An Android app that captures on-screen text using OCR and translates it in real time.
- Real-time screen capture – Uses the MediaProjection API to grab screen frames on demand via a floating button
- OCR text extraction – Extracts text from captured frames with Google ML Kit Text Recognition
- Multiple translation engines
- Google Translate (free tier or bring your own API key)
- DeepL (free tier or bring your own API key)
- Offline translation powered by ML Kit on-device models
- Language selection – Choose source and target languages; swap them with one tap
- High-precision mode – Optional Accessibility Service integration for deeper, hierarchy-level text detection
- Overlay display – Translated text is shown in a transparent, adjustable overlay without leaving the current app
- Translation history – Browse past translations stored locally and synced to the cloud
- User accounts – Firebase Authentication (email/password) with a profile page and statistics (words translated)
- Model download management – Background service downloads offline ML Kit translation models as needed
| Item | Version |
|---|---|
| Android | 12+ (API 31) |
| Target SDK | 33 |
| Compile SDK | 35 |
| Kotlin | 2.x |
| Gradle | See gradle/libs.versions.toml |
git clone https://github.com/LightCyan01/translateocr.git
cd translateocr- Create a project in the Firebase Console.
- Add an Android app with package name
com.jaymie.translateocr. - Download
google-services.jsonand place it atapp/google-services.json. - Enable Authentication (Email/Password) and Firestore in the Firebase Console.
Open the app, navigate to Settings, and enter your Google Translate and/or DeepL API keys.
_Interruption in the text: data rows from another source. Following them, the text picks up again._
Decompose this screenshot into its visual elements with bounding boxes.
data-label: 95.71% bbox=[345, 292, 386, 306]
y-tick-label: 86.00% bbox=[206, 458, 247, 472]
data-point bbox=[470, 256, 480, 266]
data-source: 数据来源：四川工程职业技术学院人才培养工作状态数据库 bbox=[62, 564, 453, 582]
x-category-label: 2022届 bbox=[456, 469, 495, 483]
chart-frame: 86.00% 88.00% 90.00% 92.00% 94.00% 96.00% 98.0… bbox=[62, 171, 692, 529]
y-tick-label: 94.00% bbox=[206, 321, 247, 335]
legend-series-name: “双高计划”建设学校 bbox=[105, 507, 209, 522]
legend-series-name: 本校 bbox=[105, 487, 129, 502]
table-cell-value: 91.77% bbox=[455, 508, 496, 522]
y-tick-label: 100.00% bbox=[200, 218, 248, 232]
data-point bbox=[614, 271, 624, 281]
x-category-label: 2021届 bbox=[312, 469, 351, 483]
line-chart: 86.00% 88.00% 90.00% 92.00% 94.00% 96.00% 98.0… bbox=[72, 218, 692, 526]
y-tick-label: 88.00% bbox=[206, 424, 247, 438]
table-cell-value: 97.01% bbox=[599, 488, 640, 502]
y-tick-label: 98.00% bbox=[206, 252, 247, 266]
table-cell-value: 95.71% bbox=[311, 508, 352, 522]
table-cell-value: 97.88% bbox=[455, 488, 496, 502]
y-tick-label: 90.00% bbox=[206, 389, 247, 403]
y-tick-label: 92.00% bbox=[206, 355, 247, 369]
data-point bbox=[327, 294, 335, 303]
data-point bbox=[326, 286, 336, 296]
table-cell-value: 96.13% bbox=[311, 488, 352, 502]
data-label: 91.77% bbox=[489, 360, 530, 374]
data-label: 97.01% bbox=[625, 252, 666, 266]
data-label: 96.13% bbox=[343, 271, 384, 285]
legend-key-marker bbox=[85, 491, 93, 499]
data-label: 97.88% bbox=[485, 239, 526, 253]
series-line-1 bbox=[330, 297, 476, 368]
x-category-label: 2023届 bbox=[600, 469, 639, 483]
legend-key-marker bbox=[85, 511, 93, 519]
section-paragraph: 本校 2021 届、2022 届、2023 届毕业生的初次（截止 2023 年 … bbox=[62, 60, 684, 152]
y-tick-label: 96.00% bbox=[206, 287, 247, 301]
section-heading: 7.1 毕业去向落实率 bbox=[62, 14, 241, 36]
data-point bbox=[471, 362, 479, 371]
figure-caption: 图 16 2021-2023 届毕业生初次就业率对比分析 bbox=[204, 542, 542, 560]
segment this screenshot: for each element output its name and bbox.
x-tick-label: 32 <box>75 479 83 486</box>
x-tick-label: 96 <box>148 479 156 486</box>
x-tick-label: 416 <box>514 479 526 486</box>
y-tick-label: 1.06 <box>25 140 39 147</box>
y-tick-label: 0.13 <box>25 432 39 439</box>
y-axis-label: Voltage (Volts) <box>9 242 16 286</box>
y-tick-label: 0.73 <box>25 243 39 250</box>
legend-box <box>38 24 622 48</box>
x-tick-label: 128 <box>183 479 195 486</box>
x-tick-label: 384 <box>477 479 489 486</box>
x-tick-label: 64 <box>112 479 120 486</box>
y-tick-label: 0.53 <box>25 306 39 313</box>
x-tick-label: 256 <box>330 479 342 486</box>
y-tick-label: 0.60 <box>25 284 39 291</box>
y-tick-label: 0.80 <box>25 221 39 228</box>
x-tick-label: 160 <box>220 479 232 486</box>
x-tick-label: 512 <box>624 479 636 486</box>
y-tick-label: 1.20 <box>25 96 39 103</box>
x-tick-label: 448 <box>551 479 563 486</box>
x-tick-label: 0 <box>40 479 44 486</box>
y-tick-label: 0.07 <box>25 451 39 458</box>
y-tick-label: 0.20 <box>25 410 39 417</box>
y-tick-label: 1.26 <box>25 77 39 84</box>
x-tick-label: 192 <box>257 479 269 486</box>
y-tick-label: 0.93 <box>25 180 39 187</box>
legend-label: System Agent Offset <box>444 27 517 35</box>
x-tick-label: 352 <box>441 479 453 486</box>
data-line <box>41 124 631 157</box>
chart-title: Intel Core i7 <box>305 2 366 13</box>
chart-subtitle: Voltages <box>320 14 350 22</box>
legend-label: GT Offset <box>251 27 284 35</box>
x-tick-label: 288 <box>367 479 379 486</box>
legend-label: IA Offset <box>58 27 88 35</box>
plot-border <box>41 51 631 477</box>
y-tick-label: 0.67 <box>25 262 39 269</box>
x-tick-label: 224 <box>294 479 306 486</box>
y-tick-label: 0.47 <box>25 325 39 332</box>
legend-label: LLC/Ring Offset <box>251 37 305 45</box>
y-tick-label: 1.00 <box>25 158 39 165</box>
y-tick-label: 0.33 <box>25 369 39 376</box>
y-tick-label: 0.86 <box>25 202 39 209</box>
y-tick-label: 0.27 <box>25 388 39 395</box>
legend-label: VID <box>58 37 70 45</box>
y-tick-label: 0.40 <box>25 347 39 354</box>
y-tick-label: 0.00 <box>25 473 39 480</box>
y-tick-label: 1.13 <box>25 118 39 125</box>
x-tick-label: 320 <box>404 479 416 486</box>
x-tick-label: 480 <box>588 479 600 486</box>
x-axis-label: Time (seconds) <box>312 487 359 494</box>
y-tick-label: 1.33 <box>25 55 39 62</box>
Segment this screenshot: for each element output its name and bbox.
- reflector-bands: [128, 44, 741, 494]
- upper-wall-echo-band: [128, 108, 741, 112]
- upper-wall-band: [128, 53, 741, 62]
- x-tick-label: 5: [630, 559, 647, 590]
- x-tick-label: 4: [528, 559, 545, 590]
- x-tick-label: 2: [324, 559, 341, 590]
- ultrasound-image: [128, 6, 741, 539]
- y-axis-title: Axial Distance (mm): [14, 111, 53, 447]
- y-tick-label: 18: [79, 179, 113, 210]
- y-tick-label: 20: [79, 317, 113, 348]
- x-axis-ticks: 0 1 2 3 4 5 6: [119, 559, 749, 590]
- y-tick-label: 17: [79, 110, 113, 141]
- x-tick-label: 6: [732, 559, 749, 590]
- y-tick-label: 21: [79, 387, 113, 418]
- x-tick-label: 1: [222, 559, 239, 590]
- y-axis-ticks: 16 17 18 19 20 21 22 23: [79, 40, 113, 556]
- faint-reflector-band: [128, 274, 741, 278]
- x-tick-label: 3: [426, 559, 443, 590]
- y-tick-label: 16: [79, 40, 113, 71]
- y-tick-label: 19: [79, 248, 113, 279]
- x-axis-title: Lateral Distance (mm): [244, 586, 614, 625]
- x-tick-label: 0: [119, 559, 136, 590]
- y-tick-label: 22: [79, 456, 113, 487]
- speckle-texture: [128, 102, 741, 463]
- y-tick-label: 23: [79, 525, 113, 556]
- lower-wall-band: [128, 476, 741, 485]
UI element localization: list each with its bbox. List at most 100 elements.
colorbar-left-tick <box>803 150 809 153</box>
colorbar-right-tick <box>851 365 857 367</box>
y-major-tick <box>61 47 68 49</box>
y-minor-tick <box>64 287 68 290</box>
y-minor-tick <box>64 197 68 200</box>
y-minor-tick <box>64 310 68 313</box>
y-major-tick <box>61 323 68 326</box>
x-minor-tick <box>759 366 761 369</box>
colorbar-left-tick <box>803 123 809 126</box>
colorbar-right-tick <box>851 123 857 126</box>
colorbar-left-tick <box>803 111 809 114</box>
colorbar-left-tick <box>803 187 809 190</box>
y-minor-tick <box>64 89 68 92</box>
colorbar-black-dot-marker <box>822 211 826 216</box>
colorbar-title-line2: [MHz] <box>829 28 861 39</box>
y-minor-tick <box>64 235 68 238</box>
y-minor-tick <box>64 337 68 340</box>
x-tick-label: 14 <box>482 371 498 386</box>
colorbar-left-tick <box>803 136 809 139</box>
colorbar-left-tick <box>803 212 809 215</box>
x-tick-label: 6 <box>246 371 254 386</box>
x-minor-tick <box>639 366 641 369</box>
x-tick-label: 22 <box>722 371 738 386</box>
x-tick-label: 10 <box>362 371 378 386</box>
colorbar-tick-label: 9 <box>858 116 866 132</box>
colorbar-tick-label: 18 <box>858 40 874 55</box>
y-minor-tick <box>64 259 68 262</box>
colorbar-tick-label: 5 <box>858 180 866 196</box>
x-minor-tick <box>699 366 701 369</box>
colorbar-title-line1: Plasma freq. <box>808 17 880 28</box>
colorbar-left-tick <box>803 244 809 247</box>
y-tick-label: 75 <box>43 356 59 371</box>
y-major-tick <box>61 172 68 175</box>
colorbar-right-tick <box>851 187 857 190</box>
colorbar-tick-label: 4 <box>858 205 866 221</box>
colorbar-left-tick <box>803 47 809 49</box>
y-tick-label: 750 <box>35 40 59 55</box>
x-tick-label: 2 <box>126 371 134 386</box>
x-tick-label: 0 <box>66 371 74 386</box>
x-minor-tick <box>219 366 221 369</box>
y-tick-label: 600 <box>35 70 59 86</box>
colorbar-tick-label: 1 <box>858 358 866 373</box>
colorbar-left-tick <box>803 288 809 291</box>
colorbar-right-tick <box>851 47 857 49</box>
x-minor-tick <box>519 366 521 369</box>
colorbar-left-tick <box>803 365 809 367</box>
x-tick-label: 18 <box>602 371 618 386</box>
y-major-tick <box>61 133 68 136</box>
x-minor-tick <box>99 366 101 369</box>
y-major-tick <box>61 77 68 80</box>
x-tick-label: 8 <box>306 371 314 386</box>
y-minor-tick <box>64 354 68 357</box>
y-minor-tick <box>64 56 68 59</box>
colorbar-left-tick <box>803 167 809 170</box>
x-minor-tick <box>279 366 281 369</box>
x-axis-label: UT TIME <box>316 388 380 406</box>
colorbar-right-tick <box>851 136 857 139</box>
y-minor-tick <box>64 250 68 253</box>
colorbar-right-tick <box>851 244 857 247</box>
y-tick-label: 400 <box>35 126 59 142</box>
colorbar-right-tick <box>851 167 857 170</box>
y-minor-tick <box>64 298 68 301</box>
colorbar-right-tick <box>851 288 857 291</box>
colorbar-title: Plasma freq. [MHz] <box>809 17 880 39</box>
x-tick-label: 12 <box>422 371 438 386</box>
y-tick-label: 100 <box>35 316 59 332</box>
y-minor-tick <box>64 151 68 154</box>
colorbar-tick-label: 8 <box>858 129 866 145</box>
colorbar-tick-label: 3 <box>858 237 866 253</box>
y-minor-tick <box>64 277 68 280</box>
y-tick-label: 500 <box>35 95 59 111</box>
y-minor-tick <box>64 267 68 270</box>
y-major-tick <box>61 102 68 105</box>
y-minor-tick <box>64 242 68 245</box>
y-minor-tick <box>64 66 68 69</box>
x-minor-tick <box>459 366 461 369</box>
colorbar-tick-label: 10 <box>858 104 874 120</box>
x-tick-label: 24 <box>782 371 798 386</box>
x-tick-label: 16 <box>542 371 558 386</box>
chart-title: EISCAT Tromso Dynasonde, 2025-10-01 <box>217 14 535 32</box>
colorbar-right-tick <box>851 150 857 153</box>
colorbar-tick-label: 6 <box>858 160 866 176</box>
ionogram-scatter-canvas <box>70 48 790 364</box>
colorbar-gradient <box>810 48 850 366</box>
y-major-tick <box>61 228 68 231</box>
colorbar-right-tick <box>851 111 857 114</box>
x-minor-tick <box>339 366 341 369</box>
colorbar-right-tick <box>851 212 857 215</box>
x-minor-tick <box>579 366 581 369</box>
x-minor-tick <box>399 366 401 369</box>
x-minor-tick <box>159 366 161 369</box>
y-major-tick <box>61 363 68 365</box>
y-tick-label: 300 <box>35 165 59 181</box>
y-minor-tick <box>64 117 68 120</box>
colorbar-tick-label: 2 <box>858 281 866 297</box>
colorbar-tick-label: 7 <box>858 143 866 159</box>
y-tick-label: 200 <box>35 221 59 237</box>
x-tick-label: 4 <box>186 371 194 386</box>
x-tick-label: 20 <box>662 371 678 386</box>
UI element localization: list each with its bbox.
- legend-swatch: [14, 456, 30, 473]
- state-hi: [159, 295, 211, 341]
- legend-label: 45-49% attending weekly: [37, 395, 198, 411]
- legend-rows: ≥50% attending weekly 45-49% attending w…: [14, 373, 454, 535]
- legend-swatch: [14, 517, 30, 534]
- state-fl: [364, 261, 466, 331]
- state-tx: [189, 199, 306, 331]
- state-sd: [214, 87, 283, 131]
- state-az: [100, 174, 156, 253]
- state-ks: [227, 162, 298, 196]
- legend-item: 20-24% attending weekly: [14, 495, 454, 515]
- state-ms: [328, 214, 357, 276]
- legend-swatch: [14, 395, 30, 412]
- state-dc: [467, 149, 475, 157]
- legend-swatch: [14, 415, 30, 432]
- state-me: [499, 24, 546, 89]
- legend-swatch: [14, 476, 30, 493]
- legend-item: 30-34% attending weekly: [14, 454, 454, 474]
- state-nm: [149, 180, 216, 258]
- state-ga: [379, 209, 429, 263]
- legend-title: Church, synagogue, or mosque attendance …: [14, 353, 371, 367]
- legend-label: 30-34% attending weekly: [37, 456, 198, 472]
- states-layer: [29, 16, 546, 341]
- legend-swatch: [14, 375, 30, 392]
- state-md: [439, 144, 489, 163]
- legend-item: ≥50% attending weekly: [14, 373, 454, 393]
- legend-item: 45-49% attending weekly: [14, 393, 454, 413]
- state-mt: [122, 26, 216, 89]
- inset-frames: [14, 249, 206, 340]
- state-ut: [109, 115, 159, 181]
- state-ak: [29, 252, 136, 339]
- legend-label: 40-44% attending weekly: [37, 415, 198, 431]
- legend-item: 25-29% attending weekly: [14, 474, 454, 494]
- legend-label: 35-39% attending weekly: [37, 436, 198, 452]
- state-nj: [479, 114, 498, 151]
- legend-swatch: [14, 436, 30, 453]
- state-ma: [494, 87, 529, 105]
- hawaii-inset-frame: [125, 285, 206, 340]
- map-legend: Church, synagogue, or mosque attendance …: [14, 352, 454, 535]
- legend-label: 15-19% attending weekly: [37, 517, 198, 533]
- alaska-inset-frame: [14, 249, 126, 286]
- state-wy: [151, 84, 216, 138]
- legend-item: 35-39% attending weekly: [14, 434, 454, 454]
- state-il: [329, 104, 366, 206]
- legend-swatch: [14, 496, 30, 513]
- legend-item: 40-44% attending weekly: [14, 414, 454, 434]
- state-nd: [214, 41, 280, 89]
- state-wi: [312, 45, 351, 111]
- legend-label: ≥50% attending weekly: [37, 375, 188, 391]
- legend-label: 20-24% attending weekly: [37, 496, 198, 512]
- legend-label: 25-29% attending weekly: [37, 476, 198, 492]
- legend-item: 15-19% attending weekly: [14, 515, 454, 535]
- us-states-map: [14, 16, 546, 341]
Without keys the app uses the free-tier endpoints.
Open the project in Android Studio, sync Gradle, then run on a device or emulator:
./gradlew installDebugThe app requests the following permissions at runtime:
| Permission | Purpose |
|---|---|
SYSTEM_ALERT_WINDOW |
Draw the overlay and floating button on top of other apps |
FOREGROUND_SERVICE_MEDIA_PROJECTION |
Keep screen-capture running in the background |
POST_NOTIFICATIONS |
Show a persistent notification while screen capture is active |
READ_MEDIA_IMAGES |
Pick images from the gallery for OCR |
INTERNET |
Call translation APIs and sync with Firebase |
BIND_ACCESSIBILITY_SERVICE |
High-precision text detection (optional, user-enabled) |
The app follows MVVM and is structured as a single-Activity host with Jetpack Navigation fragments.
TranslateOCRApp (Application)
│
├── MainActivity ← Navigation host
│ ├── HomeFragment
│ ├── SettingsFragment
│ ├── HistoryFragment
│ └── ProfileFragment
│
├── Activities
│ ├── Login
│ ├── Profile
│ └── LanguageSelect
│
├── Services
│ ├── ScreenCaptureService ← MediaProjection foreground service
│ ├── TranslateAccessibilityService
│ └── ModelDownloadService
│
├── Repositories
│ ├── OCRRepository ← ML Kit text recognition
│ ├── TranslationRepository ← Google / DeepL / offline
│ ├── FirestoreRepository ← Cloud sync
│ └── TranslationHistoryRepository
│
└── Utils
├── ScreenCaptureManager
├── OverlayManager
└── FloatingButtonManager
Key libraries
- Google ML Kit – OCR & offline translation
- Firebase – Auth, Firestore, Storage
- Kotlin Coroutines
- Jetpack Navigation
- PermissionsDispatcher
- Glide
This project is provided as-is for educational purposes. No license has been specified; all rights remain with the original author.